Der Grammy (foto: - https://blog.zzounds.com/2016/04/27/shure-unveils-great-hall/shure-technical-grammy-2003/ (CC BY-SA 3.0))

Vorweg hier die wichtigsten Preise: Album des Jahres für Rapper Bad Bunny, Aufnahme des Jahres ging an Kendrick Lamar & Sza, Song des Jahres an Billie Eilish. Cher wurde für ihr Lebenswerk ausgezeichnet.


Charakteristisch für die Veranstaltung waren aber vor allem verschiedene politische Äußerungen. Gastgeber Trevor Noah ging gleich eingangs ironisch auf die Rapperin Nicki Minaj ein, die sich selbst „als wohl größter Fan des Präsidenten“ bezeichnet: „Nicki Minaj ist nicht hier.

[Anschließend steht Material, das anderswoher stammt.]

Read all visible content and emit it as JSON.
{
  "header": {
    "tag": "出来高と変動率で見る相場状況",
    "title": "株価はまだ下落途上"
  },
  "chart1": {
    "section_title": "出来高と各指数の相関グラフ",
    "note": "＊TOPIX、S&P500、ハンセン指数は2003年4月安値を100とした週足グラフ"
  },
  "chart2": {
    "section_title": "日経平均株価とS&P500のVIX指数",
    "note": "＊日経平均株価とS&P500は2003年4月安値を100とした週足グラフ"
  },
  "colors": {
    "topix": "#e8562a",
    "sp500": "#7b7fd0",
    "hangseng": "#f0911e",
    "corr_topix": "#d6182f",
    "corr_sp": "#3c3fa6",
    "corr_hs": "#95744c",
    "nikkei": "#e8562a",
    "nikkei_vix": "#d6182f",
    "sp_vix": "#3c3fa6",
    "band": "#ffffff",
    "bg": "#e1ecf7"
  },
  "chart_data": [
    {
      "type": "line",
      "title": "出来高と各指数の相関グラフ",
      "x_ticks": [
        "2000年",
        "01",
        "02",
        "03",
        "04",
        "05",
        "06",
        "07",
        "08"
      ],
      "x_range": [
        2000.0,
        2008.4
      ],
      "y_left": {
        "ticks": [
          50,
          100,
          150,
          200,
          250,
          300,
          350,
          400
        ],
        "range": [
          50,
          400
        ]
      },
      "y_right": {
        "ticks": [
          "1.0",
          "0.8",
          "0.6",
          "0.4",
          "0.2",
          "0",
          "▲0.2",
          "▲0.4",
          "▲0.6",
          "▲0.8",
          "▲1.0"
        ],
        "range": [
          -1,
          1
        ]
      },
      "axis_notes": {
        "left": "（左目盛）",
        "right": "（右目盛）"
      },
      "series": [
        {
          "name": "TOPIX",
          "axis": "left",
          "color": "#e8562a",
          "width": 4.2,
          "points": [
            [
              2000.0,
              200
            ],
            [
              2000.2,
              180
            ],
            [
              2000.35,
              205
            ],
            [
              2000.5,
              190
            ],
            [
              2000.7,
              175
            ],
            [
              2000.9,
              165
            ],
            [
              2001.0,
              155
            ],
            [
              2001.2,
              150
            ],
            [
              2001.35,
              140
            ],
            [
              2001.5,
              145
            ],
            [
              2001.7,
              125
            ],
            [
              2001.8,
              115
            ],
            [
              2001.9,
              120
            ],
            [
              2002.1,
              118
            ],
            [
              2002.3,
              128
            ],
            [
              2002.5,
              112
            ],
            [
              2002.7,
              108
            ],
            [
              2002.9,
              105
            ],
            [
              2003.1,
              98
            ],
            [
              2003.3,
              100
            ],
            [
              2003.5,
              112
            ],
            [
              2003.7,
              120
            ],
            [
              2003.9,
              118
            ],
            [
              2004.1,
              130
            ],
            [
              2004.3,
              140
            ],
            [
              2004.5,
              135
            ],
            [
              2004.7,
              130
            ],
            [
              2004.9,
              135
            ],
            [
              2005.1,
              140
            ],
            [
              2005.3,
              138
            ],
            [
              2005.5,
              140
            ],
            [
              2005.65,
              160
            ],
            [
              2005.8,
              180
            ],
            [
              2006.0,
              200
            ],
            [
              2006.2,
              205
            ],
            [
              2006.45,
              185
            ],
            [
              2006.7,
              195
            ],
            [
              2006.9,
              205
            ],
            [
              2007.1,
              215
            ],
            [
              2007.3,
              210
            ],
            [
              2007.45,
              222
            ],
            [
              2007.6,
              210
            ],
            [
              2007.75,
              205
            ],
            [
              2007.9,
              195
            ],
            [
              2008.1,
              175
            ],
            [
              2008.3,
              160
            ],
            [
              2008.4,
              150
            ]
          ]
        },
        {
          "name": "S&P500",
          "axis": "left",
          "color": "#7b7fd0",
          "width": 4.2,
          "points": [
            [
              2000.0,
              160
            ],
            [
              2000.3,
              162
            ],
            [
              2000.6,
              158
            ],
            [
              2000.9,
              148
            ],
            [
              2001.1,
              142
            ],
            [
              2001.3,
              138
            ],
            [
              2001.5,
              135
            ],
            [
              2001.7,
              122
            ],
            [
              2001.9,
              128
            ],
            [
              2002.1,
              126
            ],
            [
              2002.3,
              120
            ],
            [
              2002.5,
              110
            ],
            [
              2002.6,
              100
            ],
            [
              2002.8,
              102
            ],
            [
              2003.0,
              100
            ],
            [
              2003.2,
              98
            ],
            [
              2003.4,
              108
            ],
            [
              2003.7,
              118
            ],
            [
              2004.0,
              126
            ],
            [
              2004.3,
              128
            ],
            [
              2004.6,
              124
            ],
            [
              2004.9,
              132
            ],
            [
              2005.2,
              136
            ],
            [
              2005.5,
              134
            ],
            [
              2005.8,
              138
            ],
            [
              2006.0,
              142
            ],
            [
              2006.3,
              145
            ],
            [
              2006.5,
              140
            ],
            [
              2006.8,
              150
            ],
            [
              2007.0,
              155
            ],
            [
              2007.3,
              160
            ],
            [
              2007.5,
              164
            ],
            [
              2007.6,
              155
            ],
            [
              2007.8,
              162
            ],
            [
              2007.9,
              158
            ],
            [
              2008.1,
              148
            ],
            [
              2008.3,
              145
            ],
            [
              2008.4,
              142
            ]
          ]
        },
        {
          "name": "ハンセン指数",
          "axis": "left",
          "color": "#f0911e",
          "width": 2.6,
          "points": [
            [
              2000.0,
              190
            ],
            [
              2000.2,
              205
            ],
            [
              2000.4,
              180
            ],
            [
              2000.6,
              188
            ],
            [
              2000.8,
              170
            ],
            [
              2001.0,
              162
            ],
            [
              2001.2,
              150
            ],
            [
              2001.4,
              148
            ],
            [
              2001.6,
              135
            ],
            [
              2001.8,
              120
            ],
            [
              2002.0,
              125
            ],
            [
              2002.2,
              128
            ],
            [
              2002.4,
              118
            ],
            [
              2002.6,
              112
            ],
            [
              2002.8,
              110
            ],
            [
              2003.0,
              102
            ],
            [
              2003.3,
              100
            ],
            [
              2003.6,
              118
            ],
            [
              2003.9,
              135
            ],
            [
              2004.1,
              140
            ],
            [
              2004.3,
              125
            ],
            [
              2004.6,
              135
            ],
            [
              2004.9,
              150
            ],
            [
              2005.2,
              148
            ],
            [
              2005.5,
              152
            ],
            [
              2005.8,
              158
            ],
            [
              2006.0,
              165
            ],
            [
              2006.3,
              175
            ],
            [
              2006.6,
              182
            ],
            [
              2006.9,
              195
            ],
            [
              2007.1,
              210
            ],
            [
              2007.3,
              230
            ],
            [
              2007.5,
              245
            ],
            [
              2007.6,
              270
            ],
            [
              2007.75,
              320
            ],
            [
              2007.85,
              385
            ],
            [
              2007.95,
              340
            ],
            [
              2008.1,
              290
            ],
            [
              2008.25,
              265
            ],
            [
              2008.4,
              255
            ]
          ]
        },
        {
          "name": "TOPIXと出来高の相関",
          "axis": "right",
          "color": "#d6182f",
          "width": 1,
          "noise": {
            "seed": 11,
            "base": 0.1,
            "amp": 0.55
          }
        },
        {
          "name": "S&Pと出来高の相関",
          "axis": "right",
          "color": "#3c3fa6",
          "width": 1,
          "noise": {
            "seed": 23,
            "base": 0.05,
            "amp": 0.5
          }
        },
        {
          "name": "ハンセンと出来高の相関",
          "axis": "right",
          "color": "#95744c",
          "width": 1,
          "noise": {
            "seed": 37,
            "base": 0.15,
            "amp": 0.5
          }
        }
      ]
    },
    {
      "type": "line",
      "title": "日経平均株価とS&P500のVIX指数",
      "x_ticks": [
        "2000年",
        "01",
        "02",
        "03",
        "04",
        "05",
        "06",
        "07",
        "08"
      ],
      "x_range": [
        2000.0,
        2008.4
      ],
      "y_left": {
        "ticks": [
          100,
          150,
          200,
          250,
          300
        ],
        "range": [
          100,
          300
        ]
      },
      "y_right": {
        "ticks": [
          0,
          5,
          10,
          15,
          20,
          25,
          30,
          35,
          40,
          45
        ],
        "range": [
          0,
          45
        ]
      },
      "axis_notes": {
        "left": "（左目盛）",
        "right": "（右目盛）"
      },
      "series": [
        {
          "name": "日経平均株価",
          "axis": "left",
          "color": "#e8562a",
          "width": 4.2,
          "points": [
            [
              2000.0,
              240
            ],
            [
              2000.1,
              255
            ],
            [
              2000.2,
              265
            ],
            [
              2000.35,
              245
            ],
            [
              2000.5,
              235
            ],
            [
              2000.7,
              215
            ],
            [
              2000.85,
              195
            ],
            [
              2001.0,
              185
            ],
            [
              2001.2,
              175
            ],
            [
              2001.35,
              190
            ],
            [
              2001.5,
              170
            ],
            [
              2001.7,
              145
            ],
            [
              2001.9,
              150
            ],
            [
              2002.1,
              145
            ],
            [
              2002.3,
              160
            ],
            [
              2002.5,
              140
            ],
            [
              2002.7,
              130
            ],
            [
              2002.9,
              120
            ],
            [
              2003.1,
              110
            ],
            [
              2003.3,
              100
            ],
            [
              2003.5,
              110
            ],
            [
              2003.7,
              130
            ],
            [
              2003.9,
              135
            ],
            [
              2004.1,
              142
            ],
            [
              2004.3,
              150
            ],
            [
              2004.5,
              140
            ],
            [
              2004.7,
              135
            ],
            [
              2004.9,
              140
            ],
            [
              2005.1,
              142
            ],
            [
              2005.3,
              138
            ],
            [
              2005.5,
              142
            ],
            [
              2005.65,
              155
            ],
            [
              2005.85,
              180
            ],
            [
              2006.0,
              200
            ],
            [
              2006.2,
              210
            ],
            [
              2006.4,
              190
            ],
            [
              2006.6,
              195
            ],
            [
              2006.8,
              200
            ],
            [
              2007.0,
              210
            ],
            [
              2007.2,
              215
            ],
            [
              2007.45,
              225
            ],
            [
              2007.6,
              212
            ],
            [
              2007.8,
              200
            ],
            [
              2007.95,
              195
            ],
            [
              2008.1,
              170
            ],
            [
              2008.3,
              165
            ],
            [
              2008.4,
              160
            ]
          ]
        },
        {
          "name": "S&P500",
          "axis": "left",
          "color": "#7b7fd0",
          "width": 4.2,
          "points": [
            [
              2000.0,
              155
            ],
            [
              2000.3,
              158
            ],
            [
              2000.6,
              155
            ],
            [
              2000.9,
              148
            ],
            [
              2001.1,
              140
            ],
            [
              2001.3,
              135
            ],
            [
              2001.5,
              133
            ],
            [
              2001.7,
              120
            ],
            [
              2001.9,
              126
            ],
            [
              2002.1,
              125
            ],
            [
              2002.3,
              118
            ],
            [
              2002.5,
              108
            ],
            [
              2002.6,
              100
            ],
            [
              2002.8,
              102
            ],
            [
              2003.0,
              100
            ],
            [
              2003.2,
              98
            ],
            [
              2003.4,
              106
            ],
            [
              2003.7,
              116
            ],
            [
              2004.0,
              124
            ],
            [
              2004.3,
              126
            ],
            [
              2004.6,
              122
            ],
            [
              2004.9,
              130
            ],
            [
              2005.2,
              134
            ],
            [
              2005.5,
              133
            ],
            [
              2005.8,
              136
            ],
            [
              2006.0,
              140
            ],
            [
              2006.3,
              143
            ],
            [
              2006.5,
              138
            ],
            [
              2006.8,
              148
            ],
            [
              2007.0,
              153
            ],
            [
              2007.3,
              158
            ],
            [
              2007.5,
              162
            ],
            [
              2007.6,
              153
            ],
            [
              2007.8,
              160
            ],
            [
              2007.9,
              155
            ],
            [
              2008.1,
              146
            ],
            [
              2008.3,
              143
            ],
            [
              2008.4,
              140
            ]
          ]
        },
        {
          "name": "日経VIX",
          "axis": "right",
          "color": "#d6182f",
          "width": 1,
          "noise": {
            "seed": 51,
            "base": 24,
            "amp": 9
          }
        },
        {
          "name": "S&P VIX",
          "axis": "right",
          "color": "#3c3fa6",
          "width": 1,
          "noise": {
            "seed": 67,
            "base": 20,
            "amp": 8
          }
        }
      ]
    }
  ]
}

Sie befindet sich noch immer im Weißen Haus mit Donald Trump und bespricht dort dringende Themen.“


Justin und Hailey Bieber kombinierten ihre schlichten Looks mit „ICE OUT“-Ansteckern – als Zeichen gegen die faschistische US-Einwanderungspolitik und die Razzien der US-„Auswanderungsbehörde“. Auch Billie Eilish trat mit Anstecker auf und stellte nach ihrem Sieg klar: „Niemand ist illegal auf gestohlenem Land“ – eine kritische Bemerkung zur brutalen US-Einwanderungsgeschichte gegenüber den „First Nations“. Nachdem die britische Sängerin Olivia Dean den Award als „Beste neue Künstlerin“ entgegennahm, sagte sie unter Tränen: „Ich bin die Enkelin eines Einwanderers. Ich bin das Produkt von Furchtlosigkeit. Das sollte gefeiert werden.“


Auch der sechsfach nominierte Hit-Künstler Bad Bunny erklärte am Mikrophon: „Bevor ich mich bei Gott bedanke, sage ich: ICE out! Wir sind keine Tiere, wir sind keine Aliens. Wir sind Menschen und wir sind Amerikaner!“


Die eindeutige Stimmung gegen Trump auf dieser Veranstaltung spiegelt den zunehmenden Protest gegen den faschistischen Umbau der USA durch die bekanntesten Sängerinnen und Sänger wider. Das ist zu begrüßen, denn das kann die Hauptkraft gegen Trumps Politik – die massenhaften Aktionen und Demonstrationen einer Masse von demokratisch Gesinnten in immer mehr Städten – befördern.